17 April 2018 | vchimpanzee
Pretty good Western which respects Native American traditions while disrespecting "Injuns"
Black Feather, great-grandson of Angry Wolf and the last of his tribe, narrates at the beginning and the end as we see a group of Native Americans on horses. His message is simple. The white man has a disease that the Native Americans are immune to, and other things are more important than money; once all of those other things are gone, what good is money?

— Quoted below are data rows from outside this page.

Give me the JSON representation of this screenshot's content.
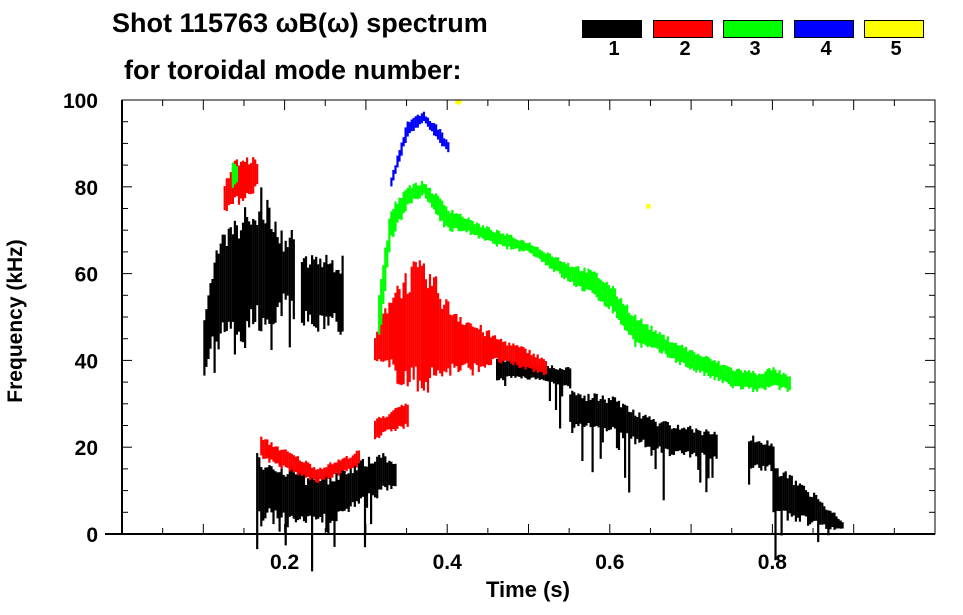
{
  "chart_data": {
    "type": "heatmap",
    "title": "Shot 115763 ωB(ω) spectrum",
    "subtitle": "for toroidal mode number:",
    "xlabel": "Time (s)",
    "ylabel": "Frequency (kHz)",
    "xlim": [
      0,
      1.0
    ],
    "ylim": [
      0,
      100
    ],
    "xticks": [
      "0.2",
      "0.4",
      "0.6",
      "0.8"
    ],
    "xtick_values": [
      0.2,
      0.4,
      0.6,
      0.8
    ],
    "yticks": [
      "0",
      "20",
      "40",
      "60",
      "80",
      "100"
    ],
    "ytick_values": [
      0,
      20,
      40,
      60,
      80,
      100
    ],
    "legend": [
      {
        "label": "1",
        "color": "#000000"
      },
      {
        "label": "2",
        "color": "#ff0000"
      },
      {
        "label": "3",
        "color": "#00ff00"
      },
      {
        "label": "4",
        "color": "#0000ff"
      },
      {
        "label": "5",
        "color": "#ffff00"
      }
    ],
    "series": [
      {
        "name": "1",
        "color": "#000000",
        "bands": [
          [
            [
              0.1,
              38,
              48
            ],
            [
              0.11,
              44,
              60
            ],
            [
              0.12,
              45,
              66
            ],
            [
              0.13,
              50,
              68
            ],
            [
              0.14,
              47,
              70
            ],
            [
              0.15,
              45,
              72
            ],
            [
              0.16,
              50,
              72
            ],
            [
              0.17,
              50,
              76
            ],
            [
              0.18,
              45,
              73
            ],
            [
              0.19,
              50,
              70
            ],
            [
              0.2,
              55,
              66
            ],
            [
              0.21,
              52,
              70
            ]
          ],
          [
            [
              0.22,
              50,
              62
            ],
            [
              0.24,
              48,
              63
            ],
            [
              0.26,
              50,
              62
            ],
            [
              0.27,
              45,
              62
            ]
          ],
          [
            [
              0.165,
              5,
              17
            ],
            [
              0.2,
              3,
              15
            ],
            [
              0.23,
              3,
              12
            ],
            [
              0.26,
              4,
              13
            ],
            [
              0.29,
              7,
              16
            ],
            [
              0.32,
              10,
              18
            ],
            [
              0.335,
              12,
              16
            ]
          ],
          [
            [
              0.46,
              36,
              40
            ],
            [
              0.5,
              36,
              39
            ],
            [
              0.55,
              34,
              38
            ]
          ],
          [
            [
              0.55,
              25,
              32
            ],
            [
              0.6,
              24,
              31
            ],
            [
              0.65,
              20,
              26
            ],
            [
              0.7,
              18,
              24
            ],
            [
              0.73,
              18,
              23
            ]
          ],
          [
            [
              0.77,
              16,
              22
            ],
            [
              0.8,
              15,
              21
            ]
          ],
          [
            [
              0.8,
              5,
              15
            ],
            [
              0.83,
              4,
              12
            ],
            [
              0.86,
              2,
              7
            ],
            [
              0.885,
              1,
              3
            ]
          ]
        ]
      },
      {
        "name": "2",
        "color": "#ff0000",
        "bands": [
          [
            [
              0.125,
              75,
              80
            ],
            [
              0.135,
              76,
              85
            ],
            [
              0.15,
              78,
              86
            ],
            [
              0.165,
              80,
              86
            ]
          ],
          [
            [
              0.17,
              18,
              22
            ],
            [
              0.2,
              15,
              19
            ],
            [
              0.24,
              12,
              15
            ],
            [
              0.28,
              15,
              18
            ],
            [
              0.29,
              16,
              19
            ]
          ],
          [
            [
              0.31,
              40,
              45
            ],
            [
              0.33,
              38,
              55
            ],
            [
              0.36,
              35,
              60
            ],
            [
              0.38,
              36,
              58
            ],
            [
              0.4,
              38,
              52
            ],
            [
              0.43,
              38,
              48
            ],
            [
              0.46,
              40,
              45
            ],
            [
              0.5,
              38,
              42
            ],
            [
              0.52,
              37,
              40
            ]
          ],
          [
            [
              0.31,
              22,
              26
            ],
            [
              0.33,
              24,
              28
            ],
            [
              0.35,
              25,
              30
            ]
          ]
        ]
      },
      {
        "name": "3",
        "color": "#00ff00",
        "bands": [
          [
            [
              0.315,
              45,
              55
            ],
            [
              0.33,
              68,
              75
            ],
            [
              0.35,
              76,
              80
            ],
            [
              0.37,
              78,
              81
            ],
            [
              0.4,
              70,
              75
            ],
            [
              0.42,
              70,
              73
            ],
            [
              0.44,
              68,
              71
            ],
            [
              0.47,
              66,
              69
            ],
            [
              0.5,
              65,
              67
            ],
            [
              0.55,
              58,
              62
            ],
            [
              0.58,
              55,
              60
            ],
            [
              0.6,
              52,
              57
            ],
            [
              0.63,
              44,
              50
            ],
            [
              0.66,
              42,
              46
            ],
            [
              0.7,
              38,
              42
            ],
            [
              0.75,
              34,
              38
            ],
            [
              0.78,
              33,
              37
            ],
            [
              0.8,
              34,
              38
            ],
            [
              0.82,
              33,
              36
            ]
          ],
          [
            [
              0.135,
              80,
              85
            ],
            [
              0.14,
              81,
              85
            ]
          ]
        ]
      },
      {
        "name": "4",
        "color": "#0000ff",
        "bands": [
          [
            [
              0.33,
              80,
              82
            ],
            [
              0.35,
              92,
              95
            ],
            [
              0.37,
              95,
              97
            ],
            [
              0.39,
              90,
              93
            ],
            [
              0.4,
              88,
              90
            ]
          ]
        ]
      },
      {
        "name": "5",
        "color": "#ffff00",
        "bands": [
          [
            [
              0.41,
              99,
              100
            ],
            [
              0.415,
              99,
              100
            ]
          ],
          [
            [
              0.645,
              75,
              76
            ],
            [
              0.648,
              75,
              76
            ]
          ]
        ]
      }
    ]
  }
}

Tom Hammen goes to the church where his eight-year-old son was buried and lights a candle. Dietrich asks where to find Tom, and is told to go to the church. Dietrich says his brother and son are missing and in order to find them, it will be necessary to cross territory belonging to local Native Americans. He needs Tom's help and gives him $20 in gold, with more to come when the job is completed. A bunch of roughnecks will go along with them; their names are Cobb, Farley, Billy and Roscoe.
Sarah, a woman with long red hair, is giving medical treatment to the Native Americans. It's not clear at first whether she is actually a doctor but we later learn she is. When Tom and the others arrive, she helps the reluctant members of the tribe to understand Tom. A group of men go off by themselves to discuss the situation. Tom can be trusted, but what about the others? It is agreed that Broken Wing will go along, and the men are informed that sacred burial grounds are not to be entered.
Sarah goes along with the group to translate. Broken Wing goes along too and though he warns the group not to go through sacred burial grounds, they do anyway. It is quite creepy with a lot of smoke and weird music. There may be a curse on those who violate this area. Wolves appear but they may have been there to protect the group. However, these appear more likely to attack.
The goal is eventually reached, after more obstacles. It's not what you might think. Hint: what is the movie's title and what did I say Black Feather said ?
This is a Western so of course there was shootin' and fightin'. Nothing too graphic but there was some blood. The sound went out several times and a character's mouth was covered by a rectangle. There is more emphasis on a strong woman, meaning the doctor, unlike some older Westerns. Sarah is played by Lenore Andriel, who was a writer and producer as well. Native American traditions are respected, even if the bad guys constantly disrespect the "Injuns". Since the actor playing Broken Wing is listed as "Native American consultant", I assume he is doing everything right.
It's not an important or classic western, but it is okay.